Me gustaría vivir en un país en el que mi primera curiosidad al despertarme no fuera hacer un barrido rápido por el dial radiofónico sino asomarme al balcón para hacer mi diagnóstico personal sobre la metereología del día que comienza.
Varios locutores mañaneros lanzan las alarmas de rigor sobre la unidad de España, los peligros del Estatut, palabras de militares nerviosos, editoriales y artículos que presagian catástrofes políticas varias y reivindicaciones sobre papeles, obras de arte o archivos enteros que deben viajar hacia su lugar de procedencia, tras litigios interminables.
Lo que me inquieta no es lo que se dice. Ni siquiera quién lo dice o desde que púlpito. Lo preocupante es que parece haberse truncado la esperanza en la convivencia de los pueblos hispánicos. La espiral de enfrentamientos dialécticos, mediáticos, financieros y políticos no augura nada bueno para la normalidad democrática del país.
Los aficionados a la historia sabemos que el grueso de una sociedad, la gran masa, siempre se decanta hacia el lado en el que se encuentra el punto de gravedad en cada momento. Ese punto sólo se sabe mucho después de que los vendavales o terremotos han cambiado el paisaje social o político.

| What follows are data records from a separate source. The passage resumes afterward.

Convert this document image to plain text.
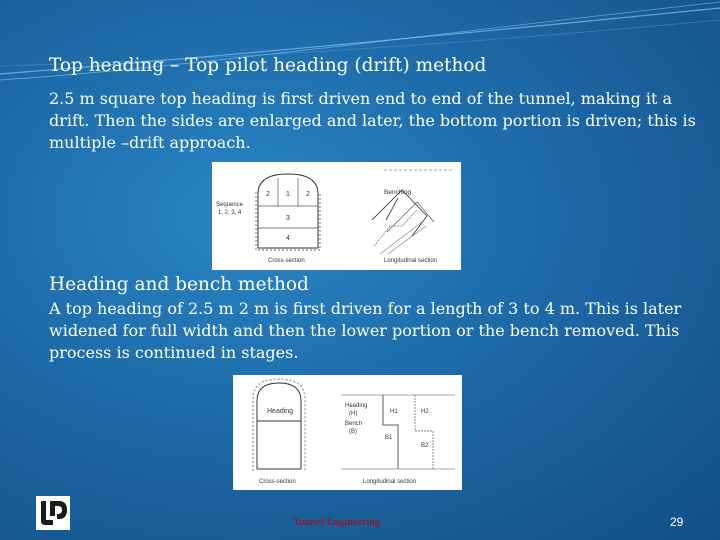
Top heading – Top pilot heading (drift) method
2.5 m square top heading is first driven end to end of the tunnel, making it a drift. Then the sides are enlarged and later, the bottom portion is driven; this is multiple –drift approach.
2 1 2
3
4
Sequence
1, 2, 3, 4
Cross-section
Benching
Longitudinal section
Heading and bench method
A top heading of 2.5 m 2 m is first driven for a length of 3 to 4 m. This is later widened for full width and then the lower portion or the bench removed. This process is continued in stages.
Heading
Cross-section
Heading
(H)
Bench
(B)
H1	H2
B1
B2
Longitudinal section
Tunnel Engineering	29
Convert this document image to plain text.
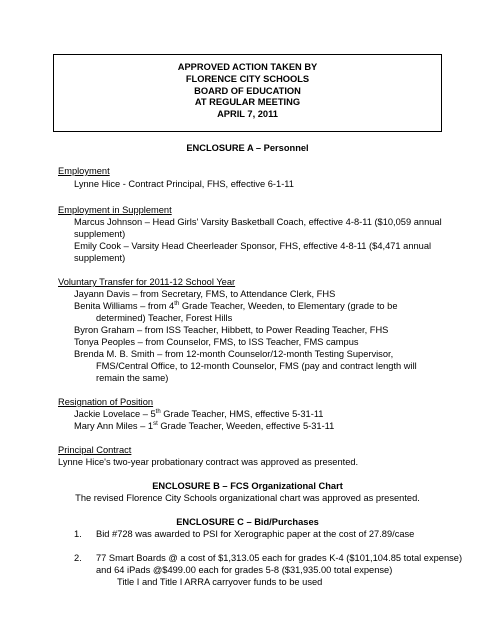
APPROVED ACTION TAKEN BY
FLORENCE CITY SCHOOLS
BOARD OF EDUCATION
AT REGULAR MEETING
APRIL 7, 2011
ENCLOSURE A – Personnel
Employment
Lynne Hice - Contract Principal, FHS, effective 6-1-11
Employment in Supplement
Marcus Johnson – Head Girls' Varsity Basketball Coach, effective 4-8-11 ($10,059 annual
supplement)
Emily Cook – Varsity Head Cheerleader Sponsor, FHS, effective 4-8-11 ($4,471 annual
supplement)
Voluntary Transfer for 2011-12 School Year
Jayann Davis – from Secretary, FMS, to Attendance Clerk, FHS
Benita Williams – from 4th Grade Teacher, Weeden, to Elementary (grade to be
determined) Teacher, Forest Hills
Byron Graham – from ISS Teacher, Hibbett, to Power Reading Teacher, FHS
Tonya Peoples – from Counselor, FMS, to ISS Teacher, FMS campus
Brenda M. B. Smith – from 12-month Counselor/12-month Testing Supervisor,
FMS/Central Office, to 12-month Counselor, FMS (pay and contract length will
remain the same)
Resignation of Position
Jackie Lovelace – 5th Grade Teacher, HMS, effective 5-31-11
Mary Ann Miles – 1st Grade Teacher, Weeden, effective 5-31-11
Principal Contract
Lynne Hice's two-year probationary contract was approved as presented.
ENCLOSURE B – FCS Organizational Chart
The revised Florence City Schools organizational chart was approved as presented.
ENCLOSURE C – Bid/Purchases
1. Bid #728 was awarded to PSI for Xerographic paper at the cost of 27.89/case
2. 77 Smart Boards @ a cost of $1,313.05 each for grades K-4 ($101,104.85 total expense)
and 64 iPads @$499.00 each for grades 5-8 ($31,935.00 total expense)
Title I and Title I ARRA carryover funds to be used
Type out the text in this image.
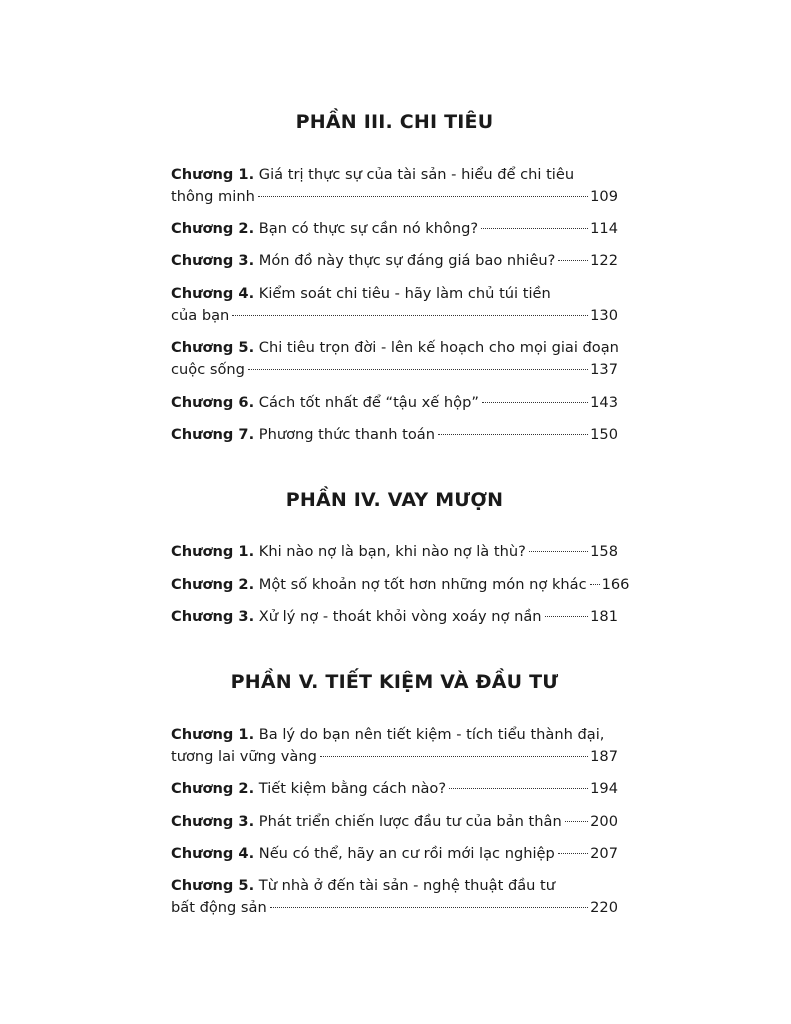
PHẦN III. CHI TIÊU
Chương 1. Giá trị thực sự của tài sản - hiểu để chi tiêu
thông minh	109
Chương 2.
Bạn có thực sự cần nó không?	114
Chương 3.
Món đồ này thực sự đáng giá bao nhiêu? 122
Chương 4. Kiểm soát chi tiêu - hãy làm chủ túi tiền
của bạn	130
Chương 5. Chi tiêu trọn đời - lên kế hoạch cho mọi giai đoạn
cuộc sống	137
Chương 6.
Cách tốt nhất để “tậu xế hộp”	143
Chương 7.
Phương thức thanh toán	150
PHẦN IV. VAY MƯỢN
Chương 1.
Khi nào nợ là bạn, khi nào nợ là thù?	158
Chương 2.
Một số khoản nợ tốt hơn những món nợ khác 166
Chương 3.
Xử lý nợ - thoát khỏi vòng xoáy nợ nần	181
PHẦN V. TIẾT KIỆM VÀ ĐẦU TƯ
Chương 1. Ba lý do bạn nên tiết kiệm - tích tiểu thành đại,
tương lai vững vàng	187
Chương 2.
Tiết kiệm bằng cách nào?	194
Chương 3.
Phát triển chiến lược đầu tư của bản thân 200
Chương 4.
Nếu có thể, hãy an cư rồi mới lạc nghiệp 207
Chương 5. Từ nhà ở đến tài sản - nghệ thuật đầu tư
bất động sản	220
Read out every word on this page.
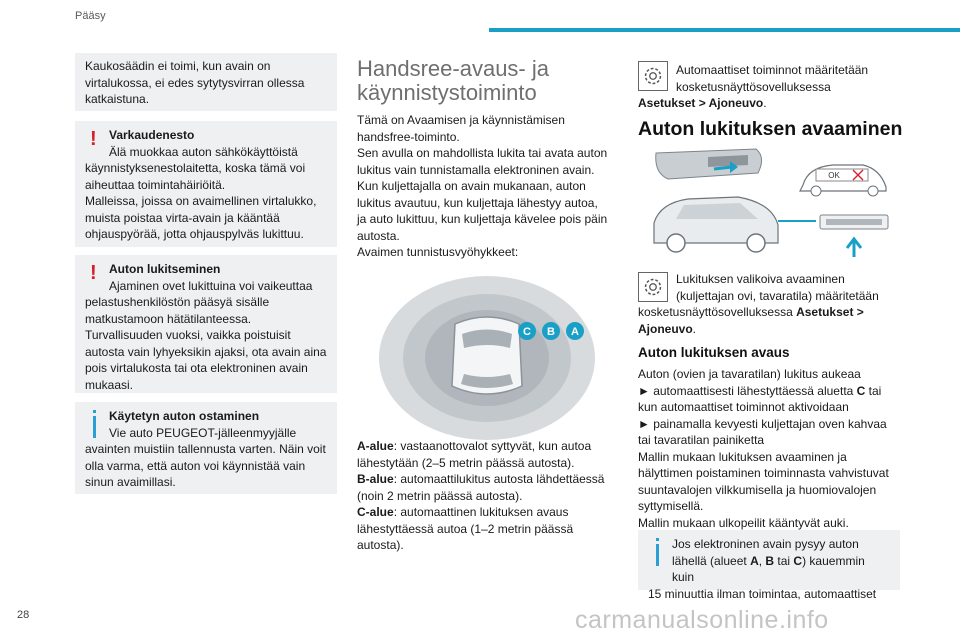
Pääsy

Kaukosäädin ei toimi, kun avain on

virtalukossa, ei edes sytytysvirran ollessa

katkaistuna.

!	Varkaudenesto

Älä muokkaa auton sähkökäyttöistä

käynnistyksenestolaitetta, koska tämä voi

aiheuttaa toimintahäiriöitä.

Malleissa, joissa on avaimellinen virtalukko,

muista poistaa virta-avain ja kääntää

ohjauspyörää, jotta ohjauspylväs lukittuu.

!	Auton lukitseminen

Ajaminen ovet lukittuina voi vaikeuttaa

pelastushenkilöstön pääsyä sisälle

matkustamoon hätätilanteessa.

Turvallisuuden vuoksi, vaikka poistuisit

autosta vain lyhyeksikin ajaksi, ota avain aina

pois virtalukosta tai ota elektroninen avain

mukaasi.

Käytetyn auton ostaminen

Vie auto PEUGEOT-jälleenmyyjälle

avainten muistiin tallennusta varten. Näin voit

olla varma, että auton voi käynnistää vain

sinun avaimillasi.

Handsree-avaus- ja
käynnistystoiminto

Tämä on Avaamisen ja käynnistämisen

handsfree-toiminto.

Sen avulla on mahdollista lukita tai avata auton

lukitus vain tunnistamalla elektroninen avain.

Kun kuljettajalla on avain mukanaan, auton

lukitus avautuu, kun kuljettaja lähestyy autoa,

ja auto lukittuu, kun kuljettaja kävelee pois päin

autosta.

Avaimen tunnistusvyöhykkeet:

C B A

A-alue: vastaanottovalot syttyvät, kun autoa

lähestytään (2–5 metrin päässä autosta).

B-alue: automaattilukitus autosta lähdettäessä

(noin 2 metrin päässä autosta).

C-alue: automaattinen lukituksen avaus

lähestyttäessä autoa (1–2 metrin päässä

autosta).

Automaattiset toiminnot määritetään

kosketusnäyttösovelluksessa

Asetukset > Ajoneuvo.

Auton lukituksen avaaminen
OK

Lukituksen valikoiva avaaminen

(kuljettajan ovi, tavaratila) määritetään

kosketusnäyttösovelluksessa Asetukset >

Ajoneuvo.

Auton lukituksen avaus

Auton (ovien ja tavaratilan) lukitus aukeaa

► automaattisesti lähestyttäessä aluetta C tai

kun automaattiset toiminnot aktivoidaan

► painamalla kevyesti kuljettajan oven kahvaa

tai tavaratilan painiketta

Mallin mukaan lukituksen avaaminen ja

hälyttimen poistaminen toiminnasta vahvistuvat

suuntavalojen vilkkumisella ja huomiovalojen

syttymisellä.

Mallin mukaan ulkopeilit kääntyvät auki.

Jos elektroninen avain pysyy auton

lähellä (alueet A, B tai C) kauemmin kuin

15 minuuttia ilman toimintaa, automaattiset

28	carmanualsonline.info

Respecto a Catalunya no existía un clamor social para un nuevo Estatut. Pero los partidos lo incorporaron a sus programas y después de las elecciones lo defendieron desde posiciones más partidarias que de país. Dos años de debate para alcanzar un texto en el Parlament que sólo el Partido Popular rechazaría deberían haber dado para mucho más.
Cuando menos, haber generado un entusiasmo o una ilusión en la ciudadanía que, hasta donde yo puedo apreciar, no existe. Al final, ha resultado que lo importante no parece que sea un texto para las necesidades reales y concretas de los catalanes sino las medallas, las fotos, los gestos que cada uno de los partidos pueden otorgarse a sí mismos sin ningún pudor ni sonrojo.
Resulta que Artur Mas, el gran realista, nos decía en septiembre que CiU no aceptaría ninguna financiación que no fuera como la del concierto vasco y ahora nos advierte que, debidamente rebajada, es lo más que se podía conseguir. Pero lo ha conseguido él. Muchas gracias y que Dios se lo pague.
Carod sabe que es un estorbo para Zapatero a pesar de haber sido un colaborador necesario en los últimos meses. El texto pactado entre el presidente Zapatero y Artur Mas está pensado más para satisfacer a los votantes del PSOE que a los votantes de CiU. Así son las paradojas de la política.
Lo que es sorprendente es que el Estatut va a convertirse en un acto de generosidad de España y no en una reivindicación de la clase política catalana. Y, de paso, habrá creado un malestar y un enfrentamiento innecesarios, más ficticios que reales, entre los españoles y los catalanes, incluídos los que no hemos tenido intención de dejarnos de sentir también españoles.
Zapatero y Maragall tendrán que pasar una tarde juntos cuando acabe todo para ver y estudiar qué ha fallado en todo el proceso. Lo más fácil y recurrente es cargar todas las culpas sobre Esquerra Republicana que se está quedando más sola que la una.
Carod y Puigcercós también necesitarán una larga sentada para determinar quién manda de verdad en un partido al que le sorprendió el éxito de las dos últimas elecciones y que sus dirigentes no han respondido a las expectativas creadas.
Mas y Duran también precisan un larga sesión de diván. Si de lo que se trata es recuperar el poder en Catalunya y entrar en el gobierno en Madrid, poco hay que discutir. Cada uno está en su sitio.Si Rajoy no gana por mayoría absoluta tendrá que celebrar muchas sesiones en Génova para dar la razón a Piqué o a Acebes.